It is quite significant when EU heavyweights such as France and Germany take a stand on an important issue like immigration and diversity. Recent statements by German Chancellor Angela Merkel are a good example of the disturbing trend, when she stated that multiculturalism had “utterly failed” in Germany.
The statement by Merkel, which does nothing to promote greater integration between different groups in Germany, does not bring anything constructive to the table. At the best, it ends up polarizing Germans of different ethnic and religious origin even more.
A critical journalist would ask why Merkel is making such affirmations at this particular moment. The answer is simple: Germany will hold elections in a number of states in 2011.
Merkel’s statement even caused a reaction from UN Secretary Ban Ki Moon, who warned against a “dangerous trend” of intolerance emerging in Europe especially against Muslim immigrants.

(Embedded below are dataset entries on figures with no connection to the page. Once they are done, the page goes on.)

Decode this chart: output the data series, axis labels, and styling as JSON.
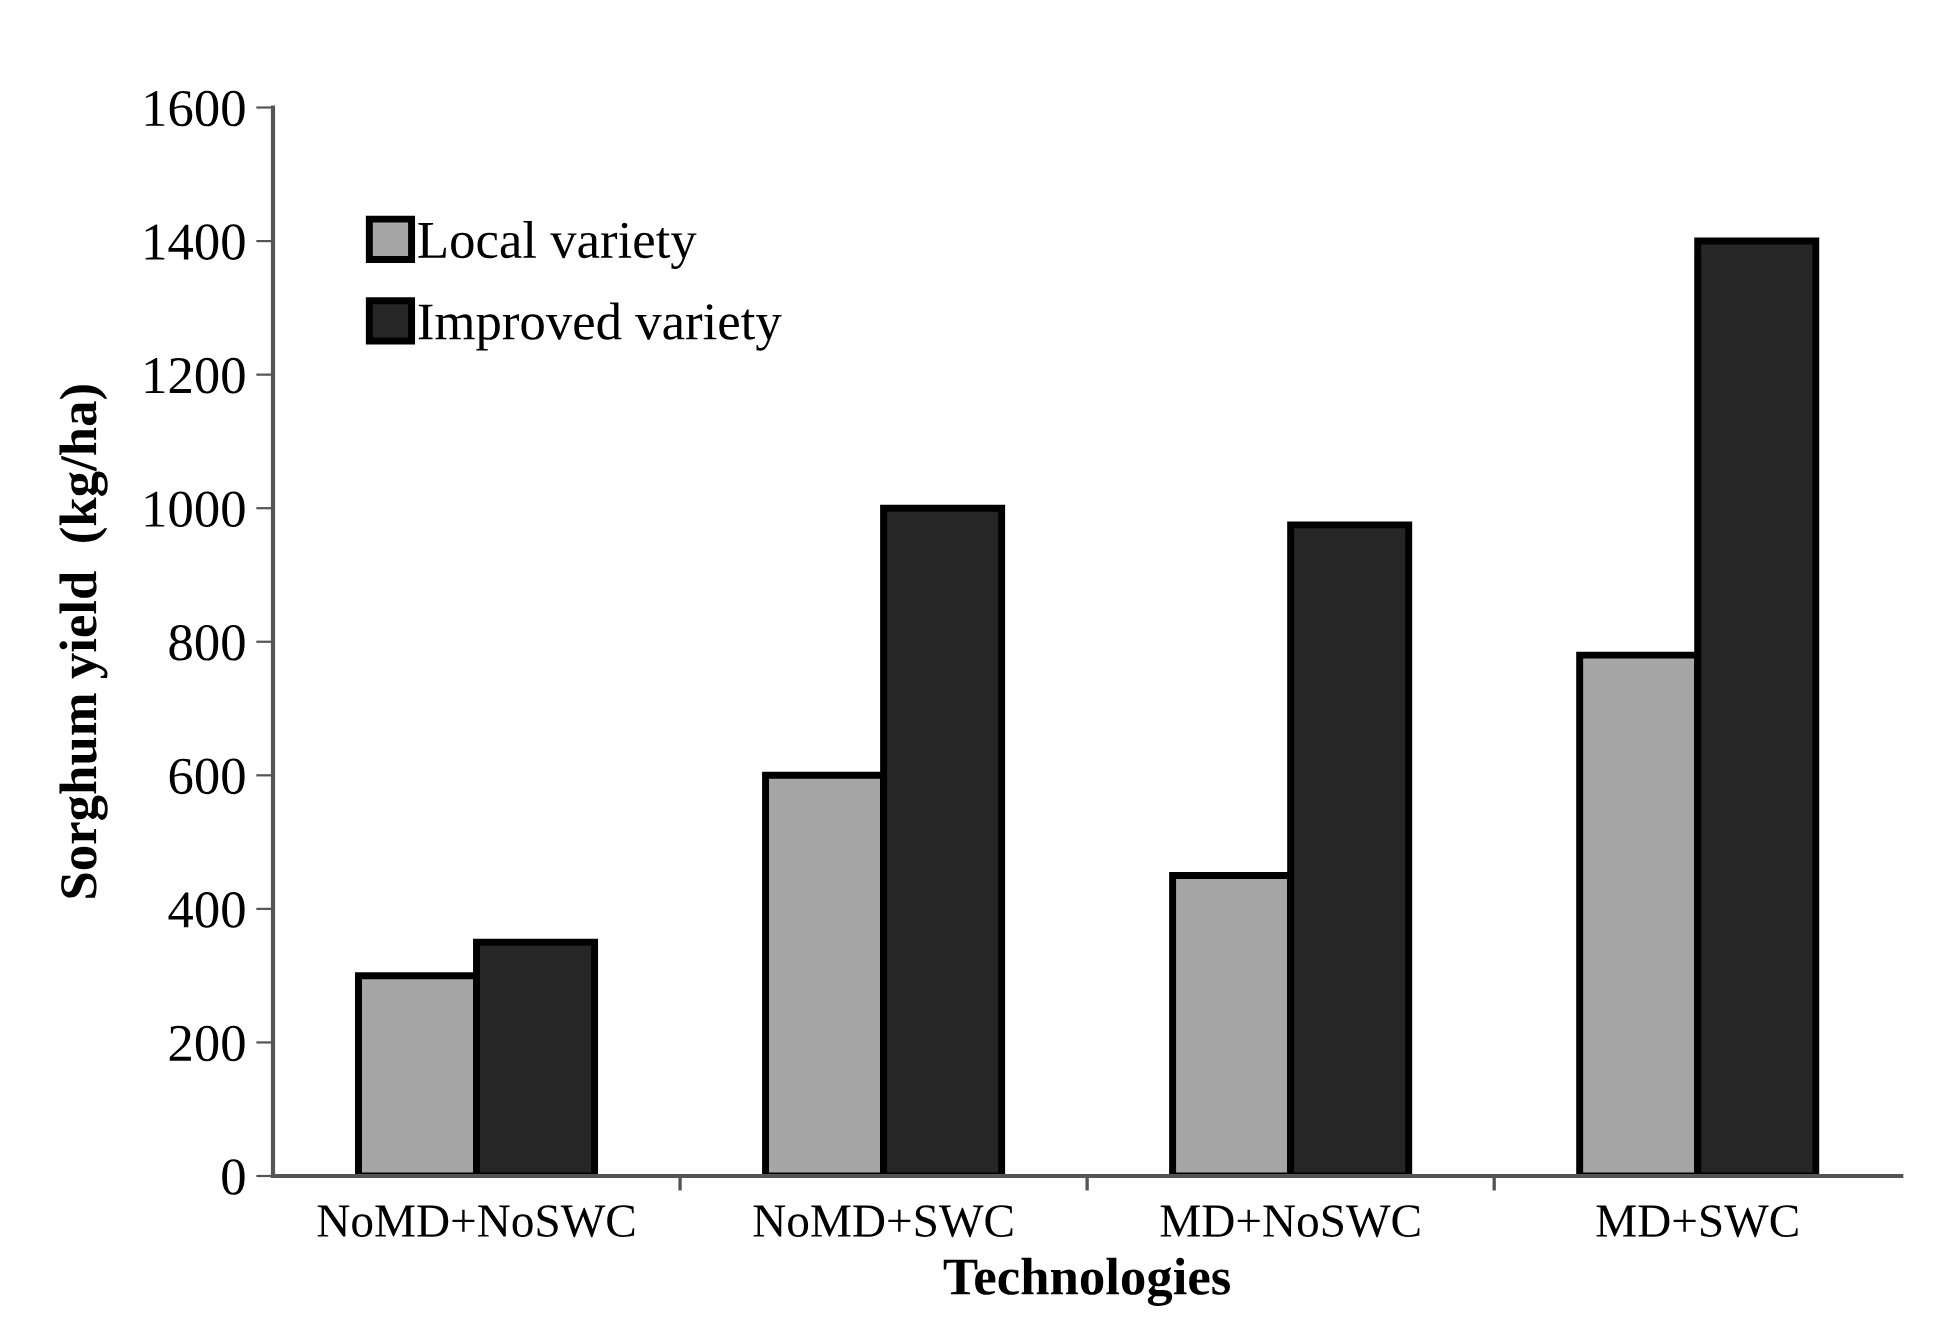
{
  "chart_data": {
    "type": "bar",
    "xlabel": "Technologies",
    "ylabel": "Sorghum yield  (kg/ha)",
    "categories": [
      "NoMD+NoSWC",
      "NoMD+SWC",
      "MD+NoSWC",
      "MD+SWC"
    ],
    "series": [
      {
        "name": "Local variety",
        "color": "#a6a6a6",
        "values": [
          300,
          600,
          450,
          780
        ]
      },
      {
        "name": "Improved variety",
        "color": "#262626",
        "values": [
          350,
          1000,
          975,
          1400
        ]
      }
    ],
    "ylim": [
      0,
      1600
    ],
    "yticks": [
      0,
      200,
      400,
      600,
      800,
      1000,
      1200,
      1400,
      1600
    ],
    "grid": false,
    "legend": "top left"
  }
}
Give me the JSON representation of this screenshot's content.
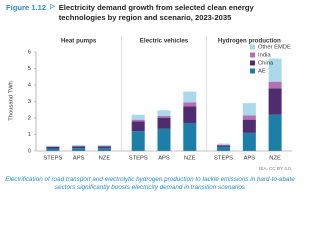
{
  "chart_data": {
    "type": "bar",
    "stacked": true,
    "figure_label": "Figure 1.12",
    "title": "Electricity demand growth from selected clean energy technologies by region and scenario, 2023-2035",
    "y_label": "Thousand TWh",
    "ylim": [
      0,
      6
    ],
    "yticks": [
      0,
      1,
      2,
      3,
      4,
      5,
      6
    ],
    "grid": false,
    "series": [
      {
        "name": "AE",
        "color": "#1b7fa8"
      },
      {
        "name": "China",
        "color": "#4e2c6e"
      },
      {
        "name": "India",
        "color": "#b46fb5"
      },
      {
        "name": "Other EMDE",
        "color": "#a9d9ea"
      }
    ],
    "legend": "top-right",
    "panels": [
      {
        "title": "Heat pumps",
        "categories": [
          "STEPS",
          "APS",
          "NZE"
        ],
        "values": [
          [
            0.15,
            0.17,
            0.17
          ],
          [
            0.1,
            0.11,
            0.11
          ],
          [
            0.02,
            0.02,
            0.02
          ],
          [
            0.05,
            0.06,
            0.06
          ]
        ]
      },
      {
        "title": "Electric vehicles",
        "categories": [
          "STEPS",
          "APS",
          "NZE"
        ],
        "values": [
          [
            1.2,
            1.35,
            1.7
          ],
          [
            0.6,
            0.65,
            1.0
          ],
          [
            0.1,
            0.12,
            0.25
          ],
          [
            0.3,
            0.35,
            0.65
          ]
        ]
      },
      {
        "title": "Hydrogen production",
        "categories": [
          "STEPS",
          "APS",
          "NZE"
        ],
        "values": [
          [
            0.25,
            1.1,
            2.2
          ],
          [
            0.1,
            0.8,
            1.6
          ],
          [
            0.03,
            0.25,
            0.4
          ],
          [
            0.07,
            0.75,
            1.4
          ]
        ]
      }
    ],
    "source": "IEA. CC BY 4.0.",
    "caption": "Electrification of road transport and electrolytic hydrogen production to tackle emissions in hard-to-abate sectors significantly boosts electricity demand in transition scenarios"
  }
}
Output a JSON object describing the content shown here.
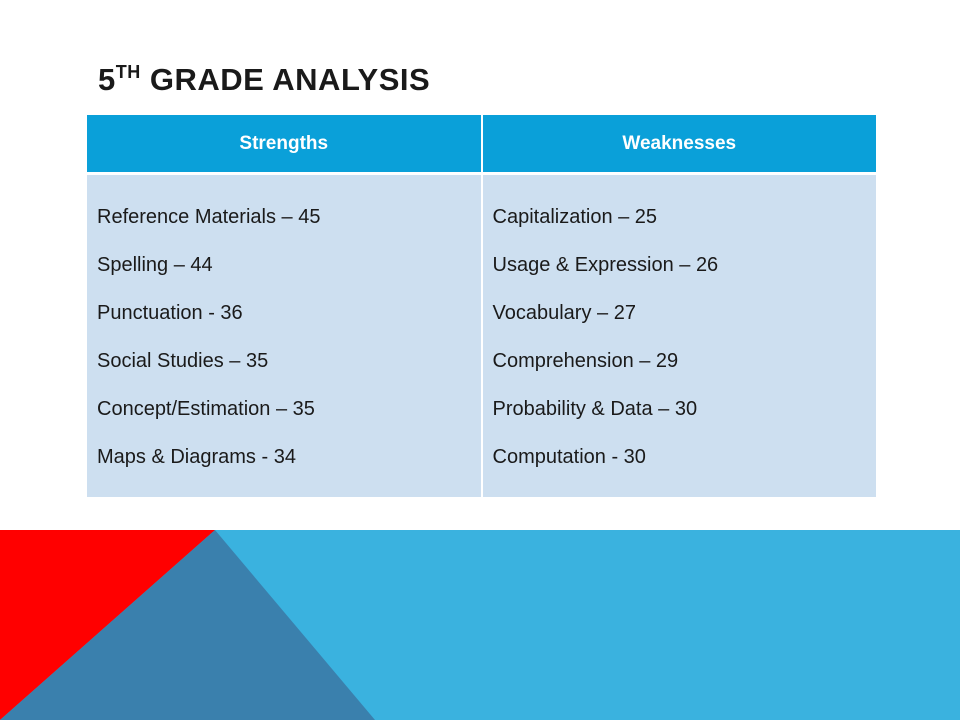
{
  "slide": {
    "title_number": "5",
    "title_suffix": "TH",
    "title_rest": " GRADE ANALYSIS"
  },
  "table": {
    "headers": [
      "Strengths",
      "Weaknesses"
    ],
    "strengths": [
      "Reference Materials – 45",
      "Spelling – 44",
      "Punctuation - 36",
      "Social Studies – 35",
      "Concept/Estimation – 35",
      "Maps & Diagrams - 34"
    ],
    "weaknesses": [
      "Capitalization – 25",
      "Usage & Expression – 26",
      "Vocabulary – 27",
      "Comprehension – 29",
      "Probability & Data – 30",
      "Computation - 30"
    ]
  },
  "colors": {
    "header_blue": "#0aa0d9",
    "cell_light_blue": "#cddff0",
    "band_light_blue": "#3ab2df",
    "band_dark_blue": "#3a80ad",
    "band_red": "#ff0000"
  }
}
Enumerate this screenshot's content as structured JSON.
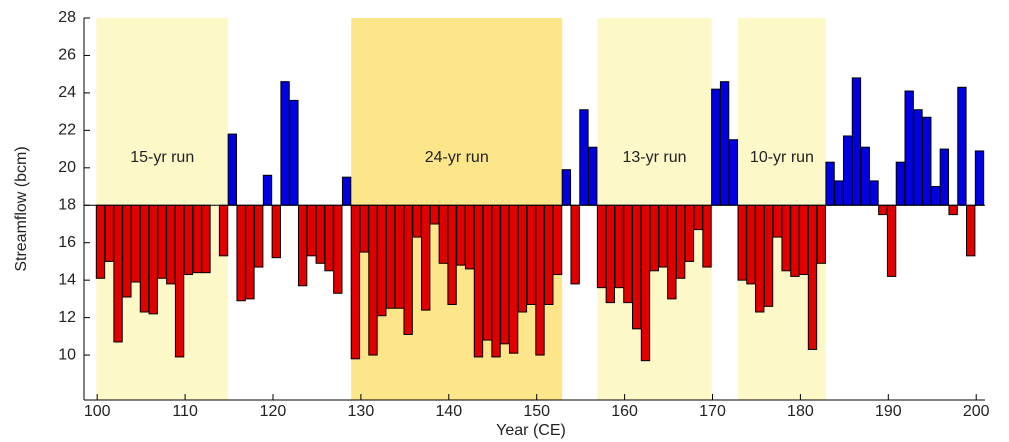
{
  "chart_data": {
    "type": "bar",
    "x_label": "Year (CE)",
    "y_label": "Streamflow (bcm)",
    "x": [
      100,
      101,
      102,
      103,
      104,
      105,
      106,
      107,
      108,
      109,
      110,
      111,
      112,
      113,
      114,
      115,
      116,
      117,
      118,
      119,
      120,
      121,
      122,
      123,
      124,
      125,
      126,
      127,
      128,
      129,
      130,
      131,
      132,
      133,
      134,
      135,
      136,
      137,
      138,
      139,
      140,
      141,
      142,
      143,
      144,
      145,
      146,
      147,
      148,
      149,
      150,
      151,
      152,
      153,
      154,
      155,
      156,
      157,
      158,
      159,
      160,
      161,
      162,
      163,
      164,
      165,
      166,
      167,
      168,
      169,
      170,
      171,
      172,
      173,
      174,
      175,
      176,
      177,
      178,
      179,
      180,
      181,
      182,
      183,
      184,
      185,
      186,
      187,
      188,
      189,
      190,
      191,
      192,
      193,
      194,
      195,
      196,
      197,
      198,
      199,
      200
    ],
    "values": [
      14.1,
      15.0,
      10.7,
      13.1,
      13.9,
      12.3,
      12.2,
      14.1,
      13.8,
      9.9,
      14.3,
      14.4,
      14.4,
      null,
      15.3,
      21.8,
      12.9,
      13.0,
      14.7,
      19.6,
      15.2,
      24.6,
      23.6,
      13.7,
      15.3,
      14.9,
      14.5,
      13.3,
      19.5,
      9.8,
      15.5,
      10.0,
      12.1,
      12.5,
      12.5,
      11.1,
      16.3,
      12.4,
      17.0,
      14.9,
      12.7,
      14.8,
      14.6,
      9.9,
      10.8,
      9.9,
      10.6,
      10.1,
      12.3,
      12.7,
      10.0,
      12.7,
      14.3,
      19.9,
      13.8,
      23.1,
      21.1,
      13.6,
      12.8,
      13.6,
      12.8,
      11.4,
      9.7,
      14.5,
      14.7,
      13.0,
      14.1,
      15.0,
      16.7,
      14.7,
      24.2,
      24.6,
      21.5,
      14.0,
      13.8,
      12.3,
      12.6,
      16.3,
      14.5,
      14.2,
      14.3,
      10.3,
      14.9,
      20.3,
      19.3,
      21.7,
      24.8,
      21.1,
      19.3,
      17.5,
      14.2,
      20.3,
      24.1,
      23.1,
      22.7,
      19.0,
      21.0,
      17.5,
      24.3,
      15.3,
      20.9
    ],
    "baseline": 18,
    "color_above": "#0000e0",
    "color_below": "#e00000",
    "spans": [
      {
        "label": "15-yr run",
        "start": 100,
        "end": 114,
        "color": "#fdf8c8"
      },
      {
        "label": "24-yr run",
        "start": 129,
        "end": 152,
        "color": "#fde589"
      },
      {
        "label": "13-yr run",
        "start": 157,
        "end": 169,
        "color": "#fdf8c8"
      },
      {
        "label": "10-yr run",
        "start": 173,
        "end": 182,
        "color": "#fdf8c8"
      }
    ],
    "xlim": [
      98.5,
      201
    ],
    "ylim": [
      7.6,
      28
    ],
    "xticks": [
      100,
      110,
      120,
      130,
      140,
      150,
      160,
      170,
      180,
      190,
      200
    ],
    "yticks": [
      10,
      12,
      14,
      16,
      18,
      20,
      22,
      24,
      26,
      28
    ]
  }
}
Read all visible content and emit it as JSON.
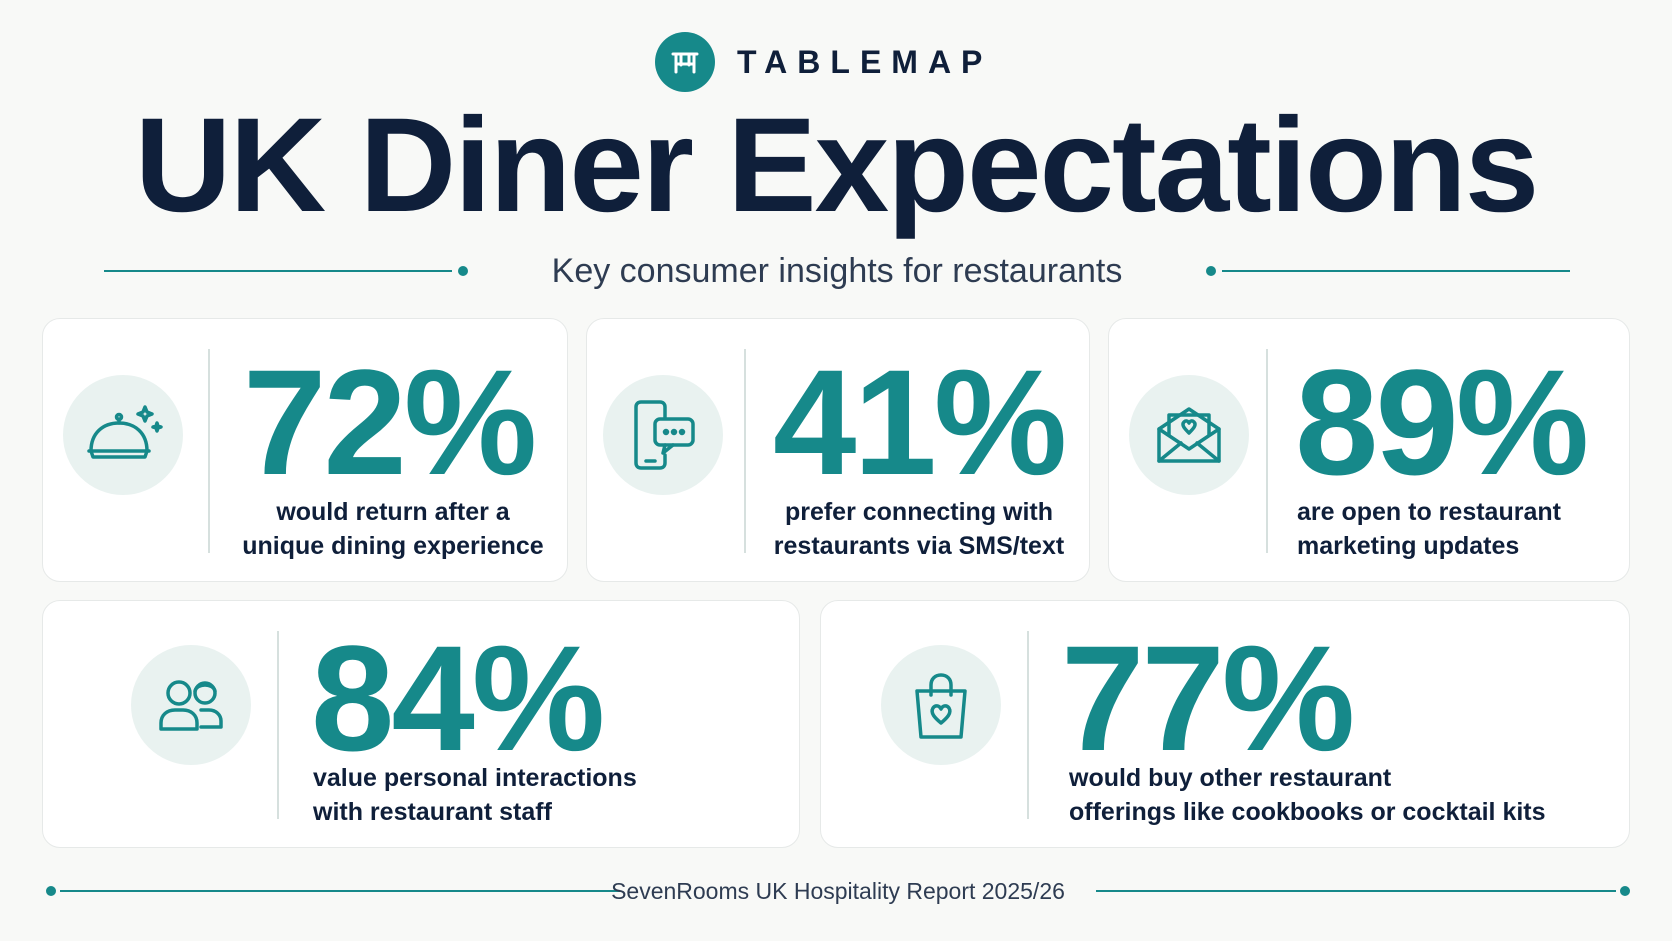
{
  "brand": {
    "name": "TABLEMAP",
    "logo_icon": "restaurant-table-icon",
    "accent_color": "#16898a"
  },
  "title": "UK Diner Expectations",
  "subtitle": "Key consumer insights for restaurants",
  "stats": [
    {
      "value": "72%",
      "line1": "would return after a",
      "line2": "unique dining experience",
      "icon": "serving-cloche-icon"
    },
    {
      "value": "41%",
      "line1": "prefer connecting with",
      "line2": "restaurants via SMS/text",
      "icon": "phone-chat-icon"
    },
    {
      "value": "89%",
      "line1": "are open to restaurant",
      "line2": "marketing updates",
      "icon": "envelope-heart-icon"
    },
    {
      "value": "84%",
      "line1": "value personal interactions",
      "line2": "with restaurant staff",
      "icon": "people-icon"
    },
    {
      "value": "77%",
      "line1": "would buy other restaurant",
      "line2": "offerings like cookbooks or cocktail kits",
      "icon": "shopping-bag-heart-icon"
    }
  ],
  "footer": {
    "source": "SevenRooms UK Hospitality Report 2025/26"
  },
  "colors": {
    "navy": "#0f1f3a",
    "teal": "#16898a",
    "icon_bg": "#e9f2f0"
  }
}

“A dangerous trend is emerging, a new politics of polarization. Some play on people’s fears,” he said. “They accuse immigrants of violating European values. Yet too often it is the accusers who subvert these values and thus the very idea of what it means to be a citizen of the European Union.”
What is the danger of ever-greater intolerance and polarization in Europe? For one it paves the way for other minority groups to become targets and victims of intolerance. It would be naive to think that the only “enemy” are Muslims.
The greatest threat to Europe is not any particular ethnic or religious group but those who want to draw us apart from our diversity.
If the worrying trend continues in a global climate of economic uncertainty, it has the ability of impoverishing us in many ways. Instead of reaping benefits from our diversity we will be spending too much time hating each other.